Soon, though, Chambers gets overwhelmed simply by the task of keeping the plot clear, and the production loses its urgency and tautness. In large measure that's because his cast is just not up to the task. As Ui, Jon Bernthal comes across more like the guy throwing spitballs from the back of your geometry class than as the compelling paranoid sociopath Ui has to be. As Roma, Timothy Fannon forces his voice through his nose, collapses his chest and cranes out his neck to create a sleazy slump, and, most irritating, wags his tongue constantly—all cartoony tics that distract without adding any insight to the character.

Still, with Hitler currently represented as a swishy fellow with "a song in his heart" in the defanged musicalization of The Producers, and soon to warm our cockles in a CBS miniseries on his troubled childhood, Fovea Floods' Arturo Ui reminds us—as Brecht's epic theater always sought to do—not to forsake our own critical powers even when, especially when, we're feeling desperate.

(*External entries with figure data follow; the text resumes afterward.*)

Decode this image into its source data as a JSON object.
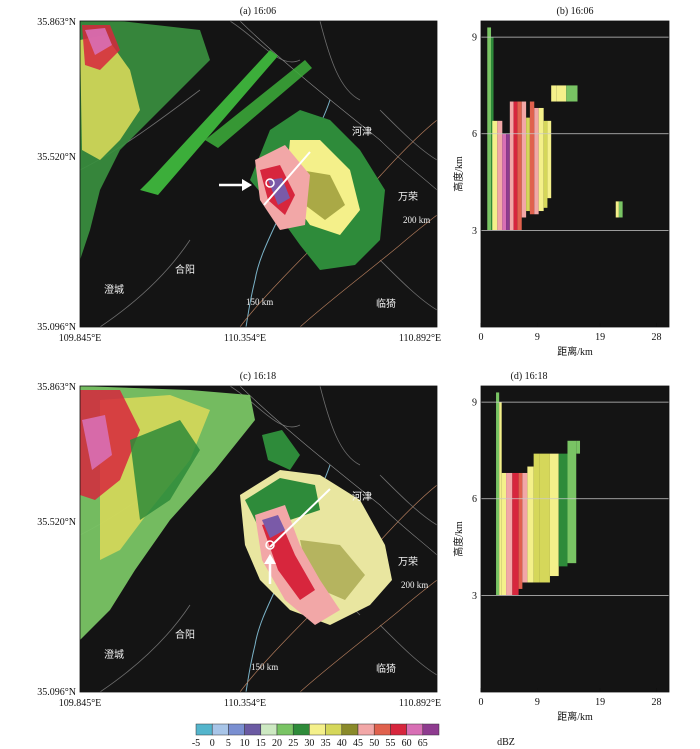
{
  "chart_data": [
    {
      "type": "heatmap",
      "title": "(a) 16:06",
      "lat_ticks": [
        "35.863°N",
        "35.520°N",
        "35.096°N"
      ],
      "lon_ticks": [
        "109.845°E",
        "110.354°E",
        "110.892°E"
      ],
      "xlim": [
        109.845,
        110.892
      ],
      "ylim": [
        35.096,
        35.863
      ],
      "place_names": [
        "河津",
        "万荣",
        "合阳",
        "澄城",
        "临猗"
      ],
      "range_labels": [
        "150 km",
        "200 km"
      ],
      "annotations": [
        "cross-section line",
        "arrow marker"
      ]
    },
    {
      "type": "heatmap",
      "title": "(b) 16:06",
      "xlabel": "距离/km",
      "ylabel": "高度/km",
      "x_ticks": [
        "0",
        "9",
        "19",
        "28"
      ],
      "y_ticks": [
        "3",
        "6",
        "9"
      ],
      "xlim": [
        0,
        30
      ],
      "ylim": [
        0,
        9.5
      ]
    },
    {
      "type": "heatmap",
      "title": "(c) 16:18",
      "lat_ticks": [
        "35.863°N",
        "35.520°N",
        "35.096°N"
      ],
      "lon_ticks": [
        "109.845°E",
        "110.354°E",
        "110.892°E"
      ],
      "xlim": [
        109.845,
        110.892
      ],
      "ylim": [
        35.096,
        35.863
      ],
      "place_names": [
        "河津",
        "万荣",
        "合阳",
        "澄城",
        "临猗"
      ],
      "range_labels": [
        "150 km",
        "200 km"
      ],
      "annotations": [
        "cross-section line",
        "arrow marker"
      ]
    },
    {
      "type": "heatmap",
      "title": "(d) 16:18",
      "xlabel": "距离/km",
      "ylabel": "高度/km",
      "x_ticks": [
        "0",
        "9",
        "19",
        "28"
      ],
      "y_ticks": [
        "3",
        "6",
        "9"
      ],
      "xlim": [
        0,
        30
      ],
      "ylim": [
        0,
        9.5
      ]
    }
  ],
  "colorbar": {
    "unit": "dBZ",
    "ticks": [
      "-5",
      "0",
      "5",
      "10",
      "15",
      "20",
      "25",
      "30",
      "35",
      "40",
      "45",
      "50",
      "55",
      "60",
      "65"
    ],
    "colors": [
      "#54b5cc",
      "#a8c5e8",
      "#7a8fd1",
      "#6b5aa3",
      "#cde9c2",
      "#79c464",
      "#2e8b3a",
      "#f4f08a",
      "#d5d75a",
      "#8a8a2a",
      "#f2a7a7",
      "#e0614d",
      "#d7263d",
      "#d86fb5",
      "#8e3b8f"
    ]
  }
}
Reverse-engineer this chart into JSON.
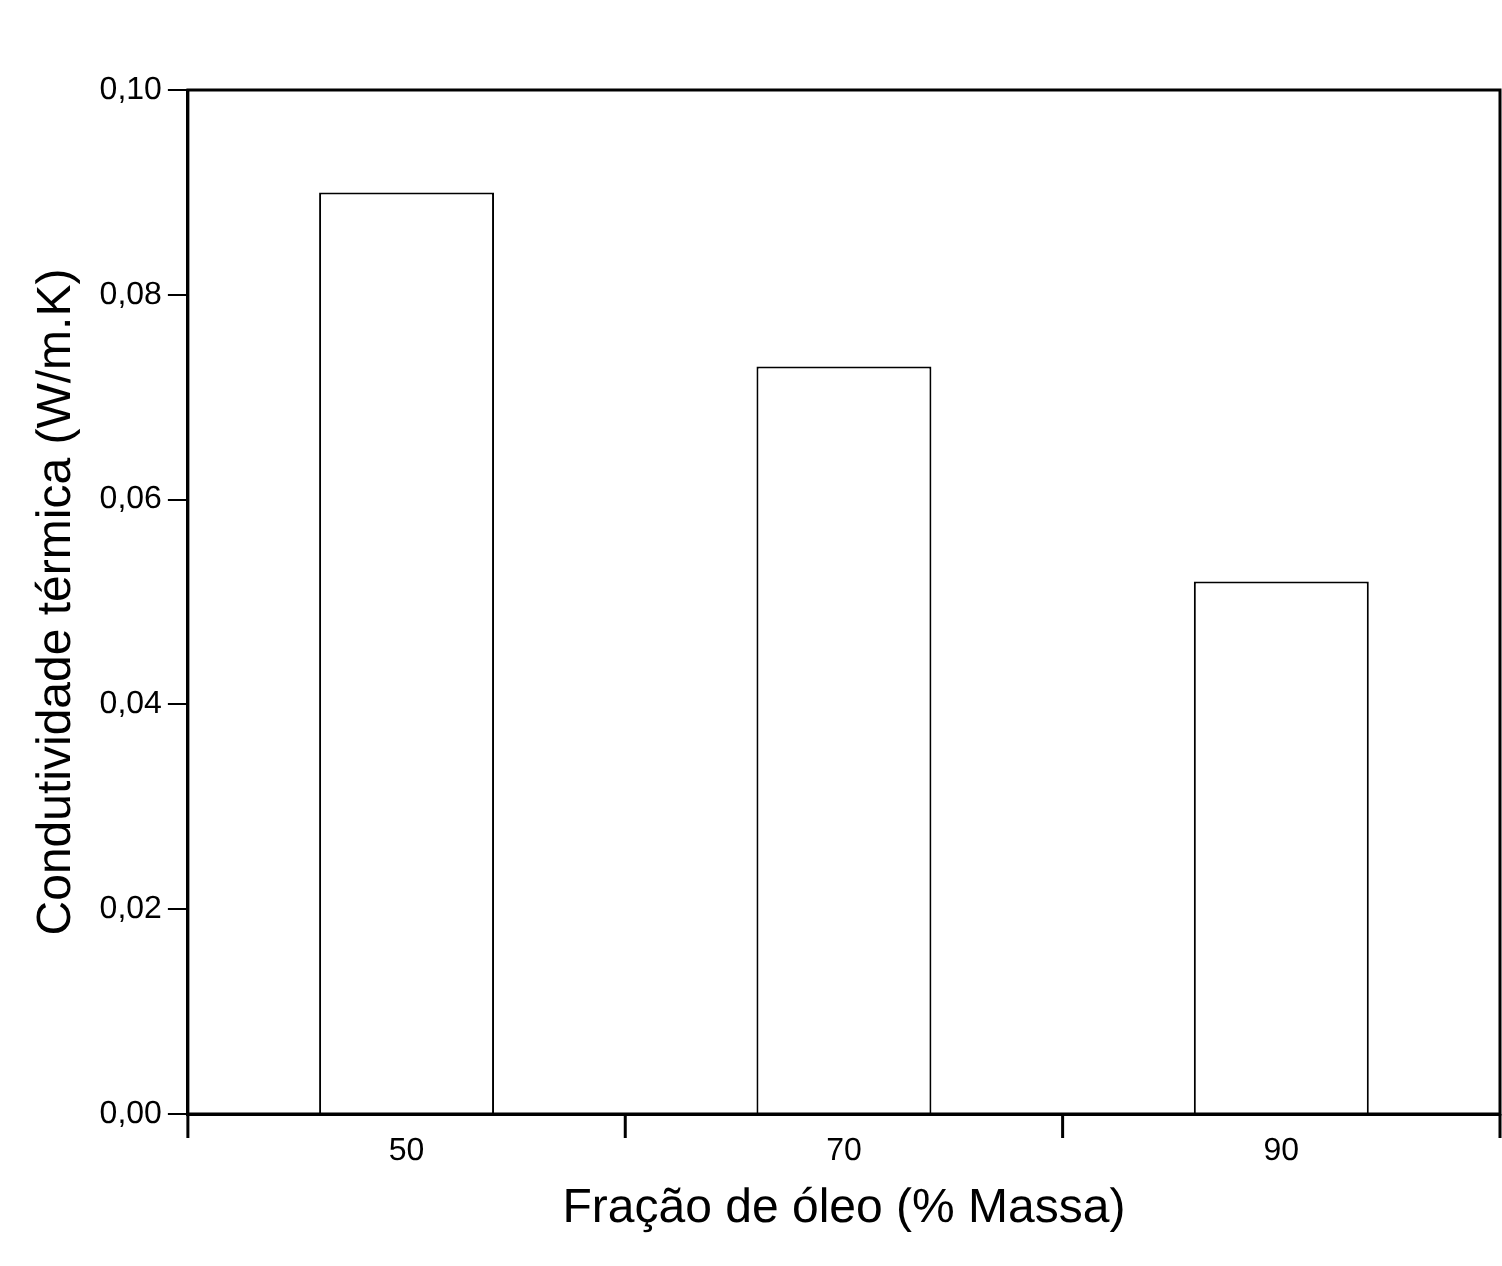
{
  "chart_data": {
    "type": "bar",
    "xlabel": "Fração de óleo (% Massa)",
    "ylabel": "Condutividade térmica (W/m.K)",
    "categories": [
      "50",
      "70",
      "90"
    ],
    "values": [
      0.09,
      0.073,
      0.052
    ],
    "color": "#ffffff",
    "ylim": [
      0,
      0.1
    ],
    "yticks": [
      {
        "value": 0,
        "label": "0,00"
      },
      {
        "value": 0.02,
        "label": "0,02"
      },
      {
        "value": 0.04,
        "label": "0,04"
      },
      {
        "value": 0.06,
        "label": "0,06"
      },
      {
        "value": 0.08,
        "label": "0,08"
      },
      {
        "value": 0.1,
        "label": "0,10"
      }
    ],
    "grid": false,
    "legend": false
  }
}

Fight the cauliflower: Brecht's The Resistible Rise of Arturo Ui
photo: Jay Muhlin
Fight the cauliflower: Brecht's The Resistible Rise of Arturo Ui


Sholom Asch was no Marxist, and he wasn't half as good a playwright as Brecht, but his 1906 Yiddish melodrama God of Vengeanceputs the contradictions of capitalism—and religion—into a hothouse. Tracing the efforts of a brothel keeper, Yankl Tshaptshovitsh, to become an upstanding member of the community, Asch explores the moral predicaments of the clash between modern and traditional worlds in intimate, tragic terms. There's been an explosion of interest in this play in recent years as scholars have unearthed its peculiar fate on Broadway in an English-language production in 1923—the cast and producer were arrested after a performance for promulgating obscenity. It wasn't only that the play portrayed the lives of prostitutes. Yankl's daughter—whom he's trying to marry off to a Talmudic scholar—runs off with a woman in his employ. The two provided Broadway with its first (and have there been any since?) steamy lesbian love scenes.

Several productions I've seen in the last few years seem driven merely by a prurient interest in this romance. They have been awful. But Donald Margulies's vivid adaptation—which played at the Williamstown Theater Festival earlier this month in a crisp production directed by Gordon Edelstein and starring Ron Leibman—offers a much deeper and enriching approach, the only one I know of that makes this play worth reviving. Drawn, no doubt, by the play's affinities with his own mordant Jewish family dramas, Margulies has transported the action from a Polish city at the turn of the century to the Lower East Side of the 1920s. There, Margulies can emphasize the theme of assimilation as he follows Yankl (who, in this version, atones for having changed his name to Jack Chapman) through his catastrophic collapse. Is assimilation always a kind of pimping? Teasing out the pesky questions of spirit, love, family, and commerce at the heart of Asch's play, Margulies, some 80 years after the actor Rudolf Shildkrout tried, has achieved crossover success, making God of Vengeance a profoundly compelling American play.